Lemongrass food truck in Arlington
By Rina Rapuano
Wednesday, Feb. 8, 2012
Three things can give food-truck vendors an edge: a highly visible truck, effective Twitter feeds and, of course, really good food. Even though Lemongrass just opened in December and its owners, husband-and-wife team Andy and Uyen Nguyen of Centreville, have no background in food service, their truck is already an overachiever on all three fronts.
The bright-green vehicle is painted with white bubbles and a colorful, anime-like logo featuring two little girls - one holding bubble tea and the other a Vietnamese banh mi sandwich - modeled after the owners' children.
As for Twitter, the truck is refreshingly good at communicating where it will be, when it will arrive, when it's leaving and what's next on the schedule. When it comes to the food, it tastes as good as it smells.
Uyen, 32, and Andy, 36, were government contractors before launching the truck, which serves food inspired by their Vietnamese heritage.
"These were just our personal favorites growing up," Uyen says of the short menu of chicken or pork available on banh mi ($7.50), vermicelli noodles ($8), tacos ($7.50 for three) or salad ($8). "We came up with the idea because a lot of Asian people work in Northern Virginia and can't always go to Falls Church for a sandwich."

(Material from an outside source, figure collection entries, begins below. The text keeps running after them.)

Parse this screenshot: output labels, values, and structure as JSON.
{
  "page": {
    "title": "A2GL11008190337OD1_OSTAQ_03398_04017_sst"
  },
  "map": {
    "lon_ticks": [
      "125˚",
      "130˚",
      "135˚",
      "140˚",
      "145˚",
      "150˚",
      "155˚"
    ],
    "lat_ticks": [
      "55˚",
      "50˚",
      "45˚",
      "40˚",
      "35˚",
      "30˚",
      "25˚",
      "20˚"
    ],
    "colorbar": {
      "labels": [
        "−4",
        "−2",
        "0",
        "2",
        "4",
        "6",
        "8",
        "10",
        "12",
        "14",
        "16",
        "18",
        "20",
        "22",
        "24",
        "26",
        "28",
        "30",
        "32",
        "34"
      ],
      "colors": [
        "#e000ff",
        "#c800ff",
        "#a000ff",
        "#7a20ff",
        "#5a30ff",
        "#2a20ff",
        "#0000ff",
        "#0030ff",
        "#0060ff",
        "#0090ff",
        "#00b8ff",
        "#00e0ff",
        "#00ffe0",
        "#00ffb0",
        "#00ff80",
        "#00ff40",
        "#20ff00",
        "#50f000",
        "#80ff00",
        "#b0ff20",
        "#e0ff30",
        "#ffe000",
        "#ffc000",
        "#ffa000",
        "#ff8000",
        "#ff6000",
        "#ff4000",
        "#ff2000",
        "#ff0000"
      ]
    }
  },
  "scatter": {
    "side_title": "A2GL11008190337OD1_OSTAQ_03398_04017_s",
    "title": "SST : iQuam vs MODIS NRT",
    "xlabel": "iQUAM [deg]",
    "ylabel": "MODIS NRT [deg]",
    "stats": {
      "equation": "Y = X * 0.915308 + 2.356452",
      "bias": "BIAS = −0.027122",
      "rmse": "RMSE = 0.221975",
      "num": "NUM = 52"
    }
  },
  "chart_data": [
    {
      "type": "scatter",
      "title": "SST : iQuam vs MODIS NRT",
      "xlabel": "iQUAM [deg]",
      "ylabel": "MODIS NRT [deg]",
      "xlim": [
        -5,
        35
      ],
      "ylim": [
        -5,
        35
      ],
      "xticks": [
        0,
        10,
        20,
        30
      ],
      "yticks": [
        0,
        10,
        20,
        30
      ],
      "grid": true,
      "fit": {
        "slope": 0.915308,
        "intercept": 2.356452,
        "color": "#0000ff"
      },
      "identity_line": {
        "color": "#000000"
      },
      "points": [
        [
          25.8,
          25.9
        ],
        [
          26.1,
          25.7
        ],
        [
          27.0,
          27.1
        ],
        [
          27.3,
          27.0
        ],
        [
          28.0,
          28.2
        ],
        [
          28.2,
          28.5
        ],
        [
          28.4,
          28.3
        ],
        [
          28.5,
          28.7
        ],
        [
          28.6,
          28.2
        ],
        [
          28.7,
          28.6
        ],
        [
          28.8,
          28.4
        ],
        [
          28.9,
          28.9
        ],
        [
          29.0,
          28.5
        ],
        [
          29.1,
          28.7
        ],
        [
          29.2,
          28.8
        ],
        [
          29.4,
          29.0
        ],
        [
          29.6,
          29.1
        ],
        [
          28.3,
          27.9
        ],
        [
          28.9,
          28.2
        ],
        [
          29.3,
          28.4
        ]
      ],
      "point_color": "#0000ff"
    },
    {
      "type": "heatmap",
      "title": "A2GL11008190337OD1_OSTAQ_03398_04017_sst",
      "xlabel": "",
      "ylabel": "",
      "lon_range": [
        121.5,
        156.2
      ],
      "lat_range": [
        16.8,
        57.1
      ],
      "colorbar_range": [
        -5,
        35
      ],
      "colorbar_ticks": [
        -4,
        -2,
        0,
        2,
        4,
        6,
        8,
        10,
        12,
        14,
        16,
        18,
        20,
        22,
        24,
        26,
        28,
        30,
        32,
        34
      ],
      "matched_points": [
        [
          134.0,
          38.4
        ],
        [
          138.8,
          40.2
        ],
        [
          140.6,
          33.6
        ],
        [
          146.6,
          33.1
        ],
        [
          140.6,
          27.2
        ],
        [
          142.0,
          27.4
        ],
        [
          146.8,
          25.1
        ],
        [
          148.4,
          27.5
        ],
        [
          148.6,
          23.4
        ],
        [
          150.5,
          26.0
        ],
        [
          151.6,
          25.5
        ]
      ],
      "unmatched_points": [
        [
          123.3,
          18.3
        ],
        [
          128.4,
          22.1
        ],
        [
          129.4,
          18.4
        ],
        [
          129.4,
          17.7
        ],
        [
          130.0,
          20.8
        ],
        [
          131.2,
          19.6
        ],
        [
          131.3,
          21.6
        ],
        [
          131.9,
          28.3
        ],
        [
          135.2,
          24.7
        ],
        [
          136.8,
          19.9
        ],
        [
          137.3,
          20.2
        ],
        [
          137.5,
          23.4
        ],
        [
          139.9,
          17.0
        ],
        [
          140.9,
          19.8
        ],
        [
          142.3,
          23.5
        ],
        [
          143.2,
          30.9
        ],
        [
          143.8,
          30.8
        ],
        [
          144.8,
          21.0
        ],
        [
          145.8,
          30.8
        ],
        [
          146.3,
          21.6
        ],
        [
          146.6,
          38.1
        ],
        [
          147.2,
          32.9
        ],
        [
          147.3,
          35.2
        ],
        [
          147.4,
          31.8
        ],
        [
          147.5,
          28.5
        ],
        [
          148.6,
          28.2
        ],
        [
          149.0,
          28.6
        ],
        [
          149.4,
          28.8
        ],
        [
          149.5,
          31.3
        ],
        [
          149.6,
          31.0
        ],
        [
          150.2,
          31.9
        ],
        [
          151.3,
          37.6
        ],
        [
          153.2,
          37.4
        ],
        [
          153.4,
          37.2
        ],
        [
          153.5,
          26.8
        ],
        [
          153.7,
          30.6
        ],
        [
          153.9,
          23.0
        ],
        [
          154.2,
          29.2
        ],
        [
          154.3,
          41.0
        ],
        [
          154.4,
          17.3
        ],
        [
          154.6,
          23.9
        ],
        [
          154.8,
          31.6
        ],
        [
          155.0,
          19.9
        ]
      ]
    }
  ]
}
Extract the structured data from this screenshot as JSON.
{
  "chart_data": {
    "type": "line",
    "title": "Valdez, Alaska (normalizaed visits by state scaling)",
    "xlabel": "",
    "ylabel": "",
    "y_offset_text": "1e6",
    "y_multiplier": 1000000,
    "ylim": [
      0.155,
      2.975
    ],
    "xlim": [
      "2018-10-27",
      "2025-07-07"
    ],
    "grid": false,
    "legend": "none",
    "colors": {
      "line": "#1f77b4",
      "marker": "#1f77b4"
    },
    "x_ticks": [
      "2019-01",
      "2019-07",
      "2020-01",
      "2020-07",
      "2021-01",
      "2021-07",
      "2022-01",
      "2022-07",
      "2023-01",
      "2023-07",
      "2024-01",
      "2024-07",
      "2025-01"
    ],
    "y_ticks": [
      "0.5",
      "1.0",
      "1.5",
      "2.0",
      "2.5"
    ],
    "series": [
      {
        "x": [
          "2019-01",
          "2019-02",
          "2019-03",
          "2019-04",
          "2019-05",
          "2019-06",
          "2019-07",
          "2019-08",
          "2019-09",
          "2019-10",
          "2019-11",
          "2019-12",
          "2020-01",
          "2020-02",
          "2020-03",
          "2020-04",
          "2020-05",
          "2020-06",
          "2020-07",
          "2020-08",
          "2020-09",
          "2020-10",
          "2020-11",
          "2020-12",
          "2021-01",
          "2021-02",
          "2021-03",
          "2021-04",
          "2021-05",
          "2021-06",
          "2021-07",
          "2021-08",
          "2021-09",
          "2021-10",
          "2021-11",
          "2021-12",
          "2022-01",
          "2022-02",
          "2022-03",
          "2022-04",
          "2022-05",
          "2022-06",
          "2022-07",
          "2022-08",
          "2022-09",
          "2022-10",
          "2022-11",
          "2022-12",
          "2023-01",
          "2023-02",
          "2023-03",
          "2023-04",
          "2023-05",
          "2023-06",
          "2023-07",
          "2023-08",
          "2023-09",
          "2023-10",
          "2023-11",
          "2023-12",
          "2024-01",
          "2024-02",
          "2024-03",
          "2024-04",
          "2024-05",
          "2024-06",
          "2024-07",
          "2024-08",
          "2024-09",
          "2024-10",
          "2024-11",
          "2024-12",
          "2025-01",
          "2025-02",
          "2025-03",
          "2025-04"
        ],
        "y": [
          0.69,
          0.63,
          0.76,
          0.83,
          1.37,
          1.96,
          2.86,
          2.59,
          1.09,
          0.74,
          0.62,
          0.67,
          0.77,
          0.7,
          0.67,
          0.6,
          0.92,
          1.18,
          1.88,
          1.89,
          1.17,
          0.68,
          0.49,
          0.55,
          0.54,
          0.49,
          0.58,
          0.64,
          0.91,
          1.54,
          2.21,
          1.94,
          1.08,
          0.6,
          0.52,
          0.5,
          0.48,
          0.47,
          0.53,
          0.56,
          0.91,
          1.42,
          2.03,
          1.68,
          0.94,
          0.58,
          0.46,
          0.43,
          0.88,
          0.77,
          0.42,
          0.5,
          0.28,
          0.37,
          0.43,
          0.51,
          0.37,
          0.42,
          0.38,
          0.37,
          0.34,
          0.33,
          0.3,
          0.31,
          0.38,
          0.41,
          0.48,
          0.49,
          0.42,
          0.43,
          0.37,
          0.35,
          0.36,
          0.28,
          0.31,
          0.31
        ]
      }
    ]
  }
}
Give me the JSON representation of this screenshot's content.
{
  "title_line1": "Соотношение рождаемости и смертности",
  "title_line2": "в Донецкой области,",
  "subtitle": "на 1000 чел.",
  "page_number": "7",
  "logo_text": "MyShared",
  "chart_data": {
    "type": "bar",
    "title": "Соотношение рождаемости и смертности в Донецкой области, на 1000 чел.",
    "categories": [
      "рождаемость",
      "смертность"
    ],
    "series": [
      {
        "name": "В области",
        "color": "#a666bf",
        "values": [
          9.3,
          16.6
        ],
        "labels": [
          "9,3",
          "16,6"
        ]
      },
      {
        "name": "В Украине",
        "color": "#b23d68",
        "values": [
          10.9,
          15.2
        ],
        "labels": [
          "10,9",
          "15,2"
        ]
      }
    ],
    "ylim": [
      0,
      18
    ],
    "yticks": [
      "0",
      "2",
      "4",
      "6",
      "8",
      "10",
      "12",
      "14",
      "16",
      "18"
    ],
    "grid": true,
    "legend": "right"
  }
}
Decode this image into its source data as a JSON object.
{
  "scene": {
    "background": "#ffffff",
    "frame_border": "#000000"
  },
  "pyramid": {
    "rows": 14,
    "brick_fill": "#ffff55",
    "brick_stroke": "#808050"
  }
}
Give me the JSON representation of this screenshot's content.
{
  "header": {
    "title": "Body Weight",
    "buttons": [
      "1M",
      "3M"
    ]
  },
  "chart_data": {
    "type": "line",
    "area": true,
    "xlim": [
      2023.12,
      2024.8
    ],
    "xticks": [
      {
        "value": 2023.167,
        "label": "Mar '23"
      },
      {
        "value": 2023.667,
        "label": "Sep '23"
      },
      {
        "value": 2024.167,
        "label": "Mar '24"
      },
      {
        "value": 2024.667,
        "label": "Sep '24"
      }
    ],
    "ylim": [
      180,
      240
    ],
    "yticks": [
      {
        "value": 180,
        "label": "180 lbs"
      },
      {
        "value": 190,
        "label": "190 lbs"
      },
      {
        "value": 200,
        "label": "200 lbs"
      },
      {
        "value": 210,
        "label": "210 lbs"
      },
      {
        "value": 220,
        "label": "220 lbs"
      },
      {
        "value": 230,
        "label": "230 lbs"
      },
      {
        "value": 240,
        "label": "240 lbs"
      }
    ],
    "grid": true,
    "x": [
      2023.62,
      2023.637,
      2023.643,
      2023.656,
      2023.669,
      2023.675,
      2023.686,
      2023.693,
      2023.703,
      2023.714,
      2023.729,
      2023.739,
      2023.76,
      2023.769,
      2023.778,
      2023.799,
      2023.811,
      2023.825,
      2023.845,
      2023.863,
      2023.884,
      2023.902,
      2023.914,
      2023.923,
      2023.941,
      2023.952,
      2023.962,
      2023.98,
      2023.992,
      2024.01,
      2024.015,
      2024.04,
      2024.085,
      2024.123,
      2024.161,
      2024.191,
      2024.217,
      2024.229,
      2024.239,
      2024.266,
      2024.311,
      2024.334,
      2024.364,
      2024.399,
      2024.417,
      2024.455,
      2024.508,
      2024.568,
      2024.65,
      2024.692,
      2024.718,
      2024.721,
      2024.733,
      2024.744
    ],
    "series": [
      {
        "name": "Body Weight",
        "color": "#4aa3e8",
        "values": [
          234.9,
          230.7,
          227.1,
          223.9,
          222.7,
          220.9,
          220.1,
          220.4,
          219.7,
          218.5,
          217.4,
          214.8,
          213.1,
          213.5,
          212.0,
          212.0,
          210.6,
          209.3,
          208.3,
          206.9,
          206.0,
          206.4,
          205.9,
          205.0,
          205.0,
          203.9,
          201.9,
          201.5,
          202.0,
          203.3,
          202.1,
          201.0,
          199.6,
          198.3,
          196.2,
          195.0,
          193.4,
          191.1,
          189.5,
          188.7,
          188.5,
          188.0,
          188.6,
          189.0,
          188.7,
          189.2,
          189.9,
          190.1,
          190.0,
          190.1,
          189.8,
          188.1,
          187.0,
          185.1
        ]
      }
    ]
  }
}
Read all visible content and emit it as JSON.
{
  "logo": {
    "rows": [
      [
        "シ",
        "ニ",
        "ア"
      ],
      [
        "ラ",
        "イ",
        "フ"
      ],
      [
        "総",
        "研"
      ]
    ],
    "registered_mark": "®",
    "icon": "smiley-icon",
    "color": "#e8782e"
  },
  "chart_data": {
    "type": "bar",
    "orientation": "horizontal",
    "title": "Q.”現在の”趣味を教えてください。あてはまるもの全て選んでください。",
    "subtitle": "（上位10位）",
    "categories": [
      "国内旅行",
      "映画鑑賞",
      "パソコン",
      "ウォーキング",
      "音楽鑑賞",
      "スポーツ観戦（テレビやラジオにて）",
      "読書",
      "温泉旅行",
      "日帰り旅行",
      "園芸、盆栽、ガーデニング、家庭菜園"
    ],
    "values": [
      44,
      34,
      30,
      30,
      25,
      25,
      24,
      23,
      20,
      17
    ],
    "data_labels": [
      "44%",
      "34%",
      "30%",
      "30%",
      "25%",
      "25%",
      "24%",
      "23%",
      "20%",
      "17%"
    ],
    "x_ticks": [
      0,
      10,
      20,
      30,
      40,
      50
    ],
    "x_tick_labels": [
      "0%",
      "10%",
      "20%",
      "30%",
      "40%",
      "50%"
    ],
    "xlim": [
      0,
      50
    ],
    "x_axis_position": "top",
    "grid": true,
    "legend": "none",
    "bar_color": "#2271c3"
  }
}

The large, addictive banh mi differs from the traditional version in that it uses either grilled chicken or slow-roasted pork rubbed with Asian spices instead of the pork cold cuts that Uyen says can be off-putting to Western palates. It also includes a Sriracha mayonnaise with a welcome zip. But, as in the real deal, the baguette is bought daily from a Vietnamese bakery in Falls Church, and the Nguyens make the sweet-pickle mix - carrots and daikon radish sprinkled with fresh cilantro sprigs - that characterizes the sandwich.
We tried the luscious chicken - marinated in lemon grass, sesame oil, garlic and shallot - in a taco, a sort of banh mi on a flour tortilla. It's a surprisingly great twist on the sandwich. Most of the same ingredients also are available on vermicelli or a salad, except for the mayo, which is replaced by a sweet, funky lemon grass dressing. But the pork that accompanied the noodles had a ropy texture that the banh mi pork didn't have.
The brewed Thai bubble tea ($4), studded with pearls of black tapioca, is a sweet, milky way to wash it all down. Bubble tea originated in Taiwan, but Uyen says she wanted to serve it just because she likes it.
And after trying Lemongrass's food, we're happy to defer to her good taste.